Celeste sat catty-cornered from him, able to observe. “You’re frightened. Why?”

“I’m afraid Arnold and Sandrine will be mad with me, you know, over how I haven’t told them what’s been happening.”

She shifted her bulk, moving about the seat, making the legs creak under her weight, like the thought made her uncomfortable inside her own skin. “They might be. Which is why I’m here. To tell them you did the right thing.”

A glimmer of light pushed through the shadows. “You really think that?”

“The only thing.” She kept shifting. Back and forth, like a cat scratching itself against the wall. “I got all hot and bothered when you told me. My first reaction was, you shouldn’t be the one handling this.”

“It had to be me. And now you know why.”

“I accept that, but I don’t have to like it. Plus, everything you said, all your predictions, they need to hear from me just how right you were.”

The voices chose that moment to go quiet. Arnold opened his door, smiled to them both, and said, “Why don’t you come in.”

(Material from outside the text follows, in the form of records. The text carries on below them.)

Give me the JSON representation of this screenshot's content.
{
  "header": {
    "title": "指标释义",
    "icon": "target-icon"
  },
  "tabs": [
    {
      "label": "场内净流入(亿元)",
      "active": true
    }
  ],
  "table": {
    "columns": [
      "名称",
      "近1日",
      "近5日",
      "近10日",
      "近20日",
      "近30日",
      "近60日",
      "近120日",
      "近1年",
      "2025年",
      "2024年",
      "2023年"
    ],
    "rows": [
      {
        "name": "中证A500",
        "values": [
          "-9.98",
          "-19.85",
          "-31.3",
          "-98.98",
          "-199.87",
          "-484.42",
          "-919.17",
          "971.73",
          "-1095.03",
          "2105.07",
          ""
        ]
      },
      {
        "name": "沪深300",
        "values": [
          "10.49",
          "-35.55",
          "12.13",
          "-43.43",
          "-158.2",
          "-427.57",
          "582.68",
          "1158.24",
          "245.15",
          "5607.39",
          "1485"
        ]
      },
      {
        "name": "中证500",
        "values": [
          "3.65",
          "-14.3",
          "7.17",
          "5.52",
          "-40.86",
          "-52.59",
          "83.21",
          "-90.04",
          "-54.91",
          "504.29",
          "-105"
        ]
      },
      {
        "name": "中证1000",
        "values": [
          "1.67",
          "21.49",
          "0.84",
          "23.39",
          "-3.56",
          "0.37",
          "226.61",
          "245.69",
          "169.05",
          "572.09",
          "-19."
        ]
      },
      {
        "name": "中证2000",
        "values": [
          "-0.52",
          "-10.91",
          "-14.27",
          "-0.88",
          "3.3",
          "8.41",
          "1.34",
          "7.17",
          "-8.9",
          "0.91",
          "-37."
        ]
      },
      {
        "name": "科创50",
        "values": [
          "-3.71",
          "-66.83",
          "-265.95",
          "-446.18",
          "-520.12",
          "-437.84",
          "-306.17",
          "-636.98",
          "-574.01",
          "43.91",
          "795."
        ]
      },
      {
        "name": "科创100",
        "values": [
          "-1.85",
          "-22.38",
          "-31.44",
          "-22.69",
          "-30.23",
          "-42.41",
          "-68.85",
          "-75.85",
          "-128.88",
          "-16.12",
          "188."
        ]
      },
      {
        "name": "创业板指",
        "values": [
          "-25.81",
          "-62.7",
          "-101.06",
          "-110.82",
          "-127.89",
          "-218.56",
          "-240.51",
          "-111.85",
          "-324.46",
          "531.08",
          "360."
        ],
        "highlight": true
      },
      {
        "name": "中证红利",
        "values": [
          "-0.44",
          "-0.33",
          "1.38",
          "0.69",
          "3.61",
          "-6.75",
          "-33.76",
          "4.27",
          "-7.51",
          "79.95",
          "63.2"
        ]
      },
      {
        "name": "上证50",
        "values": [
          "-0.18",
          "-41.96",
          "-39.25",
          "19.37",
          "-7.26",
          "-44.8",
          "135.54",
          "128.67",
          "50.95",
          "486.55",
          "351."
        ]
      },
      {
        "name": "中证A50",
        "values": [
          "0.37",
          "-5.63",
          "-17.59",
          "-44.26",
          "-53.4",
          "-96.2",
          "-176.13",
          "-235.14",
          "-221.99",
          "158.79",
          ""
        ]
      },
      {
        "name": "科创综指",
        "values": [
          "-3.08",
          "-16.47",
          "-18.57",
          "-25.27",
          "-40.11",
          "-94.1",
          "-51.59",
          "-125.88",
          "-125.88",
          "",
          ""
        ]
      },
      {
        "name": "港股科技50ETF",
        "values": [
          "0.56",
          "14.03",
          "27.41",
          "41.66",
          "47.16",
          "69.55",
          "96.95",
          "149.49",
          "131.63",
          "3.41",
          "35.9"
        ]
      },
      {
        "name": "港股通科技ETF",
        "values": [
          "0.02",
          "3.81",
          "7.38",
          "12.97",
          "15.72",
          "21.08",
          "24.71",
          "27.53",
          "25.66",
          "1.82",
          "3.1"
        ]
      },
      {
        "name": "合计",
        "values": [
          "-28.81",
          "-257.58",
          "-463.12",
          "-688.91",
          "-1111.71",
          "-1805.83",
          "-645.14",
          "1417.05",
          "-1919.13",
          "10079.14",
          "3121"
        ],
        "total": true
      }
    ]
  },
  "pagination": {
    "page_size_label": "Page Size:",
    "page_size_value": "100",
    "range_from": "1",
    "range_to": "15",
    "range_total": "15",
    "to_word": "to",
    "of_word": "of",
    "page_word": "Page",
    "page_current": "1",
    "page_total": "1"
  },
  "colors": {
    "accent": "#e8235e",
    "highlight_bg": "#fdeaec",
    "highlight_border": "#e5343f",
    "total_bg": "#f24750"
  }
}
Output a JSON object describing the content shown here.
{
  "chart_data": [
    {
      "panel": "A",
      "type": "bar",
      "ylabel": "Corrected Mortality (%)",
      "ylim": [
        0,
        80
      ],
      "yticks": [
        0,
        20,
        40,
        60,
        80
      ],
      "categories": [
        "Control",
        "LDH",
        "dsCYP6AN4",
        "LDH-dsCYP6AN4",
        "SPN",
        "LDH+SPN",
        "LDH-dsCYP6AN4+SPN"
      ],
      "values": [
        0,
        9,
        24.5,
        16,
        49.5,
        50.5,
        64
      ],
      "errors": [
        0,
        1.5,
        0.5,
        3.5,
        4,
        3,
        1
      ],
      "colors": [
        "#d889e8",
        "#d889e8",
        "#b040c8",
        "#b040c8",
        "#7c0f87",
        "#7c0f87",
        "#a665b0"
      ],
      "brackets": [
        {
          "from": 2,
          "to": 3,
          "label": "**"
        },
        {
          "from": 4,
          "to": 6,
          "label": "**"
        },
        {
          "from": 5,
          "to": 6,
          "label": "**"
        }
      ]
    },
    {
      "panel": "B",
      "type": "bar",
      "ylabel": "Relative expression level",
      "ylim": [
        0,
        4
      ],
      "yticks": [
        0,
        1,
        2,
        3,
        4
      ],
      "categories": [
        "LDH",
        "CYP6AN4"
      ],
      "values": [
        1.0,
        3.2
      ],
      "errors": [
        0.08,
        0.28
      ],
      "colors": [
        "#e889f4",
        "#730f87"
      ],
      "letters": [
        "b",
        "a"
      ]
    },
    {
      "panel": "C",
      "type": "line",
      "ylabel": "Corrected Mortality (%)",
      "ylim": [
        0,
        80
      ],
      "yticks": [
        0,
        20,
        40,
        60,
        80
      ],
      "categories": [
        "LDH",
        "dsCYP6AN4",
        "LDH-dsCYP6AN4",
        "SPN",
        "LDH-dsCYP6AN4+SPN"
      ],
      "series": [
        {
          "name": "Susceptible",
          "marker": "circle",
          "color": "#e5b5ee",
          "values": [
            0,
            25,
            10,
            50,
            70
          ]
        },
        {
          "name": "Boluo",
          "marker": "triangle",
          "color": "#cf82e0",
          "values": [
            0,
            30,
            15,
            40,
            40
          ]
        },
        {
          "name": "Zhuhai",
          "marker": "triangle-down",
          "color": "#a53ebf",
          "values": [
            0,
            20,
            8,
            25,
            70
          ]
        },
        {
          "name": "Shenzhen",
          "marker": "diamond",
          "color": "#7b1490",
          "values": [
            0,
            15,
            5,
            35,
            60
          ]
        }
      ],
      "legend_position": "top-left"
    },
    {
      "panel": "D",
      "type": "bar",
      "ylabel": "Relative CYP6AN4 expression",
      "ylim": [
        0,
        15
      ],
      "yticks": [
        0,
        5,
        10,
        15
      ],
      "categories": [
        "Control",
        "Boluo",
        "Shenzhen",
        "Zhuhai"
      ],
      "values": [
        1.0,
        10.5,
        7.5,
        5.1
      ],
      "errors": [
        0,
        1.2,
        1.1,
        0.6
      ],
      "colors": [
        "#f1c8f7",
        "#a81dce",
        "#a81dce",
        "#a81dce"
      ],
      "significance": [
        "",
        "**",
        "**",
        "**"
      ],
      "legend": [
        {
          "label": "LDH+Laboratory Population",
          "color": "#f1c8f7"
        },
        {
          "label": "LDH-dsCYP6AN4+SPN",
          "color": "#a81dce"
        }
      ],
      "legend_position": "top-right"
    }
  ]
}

It took almost forty-five minutes to lay it all out. First the investments and his group of backers, and then why they had been so important. And still were, for that matter, but from a very different perspective than before. The threat was gone. His loathing for being poor remained. Colin knew he probably should have started with the need to deflect his father’s intentions. But it made more sense somehow, at a level below strategy and conscious thought, to show how he had readied himself. And then explain why.

He started with his father’s second marriage. Of course, the warning signals had appeared earlier, back when his father had run for state office. But this was when it all came to a head. The new life. The structured existence defined byRoger Eames’s rising political ambitions. Wanting to create the perfect poster family. Of course he wanted the son from his first marriage back home. It had nothing to do with Colin’s gifts, who his son was and what life he might want for himself, and everything to do with creating the proper image.

Colin stopped at the point when the three of them had arrived in his father’s campaign office. He merely paused, like the transition from preparation to confrontation required him to start a new chapter. But Celeste saw that as her cue, and took over.

She described the meeting in such vivid detail, Colin’s heart resumed its breakneck pace.

Her conclusion was presented with the same clear, unambiguous strength. “When Colin first told me what he’d been doing, and what he had planned, I was angry and I started to chew him out. But by the time we met with Roland, I began to see how he was setting these plans in motion, bringing everything together like …”

Arnold offered quietly, “Like a chess game.”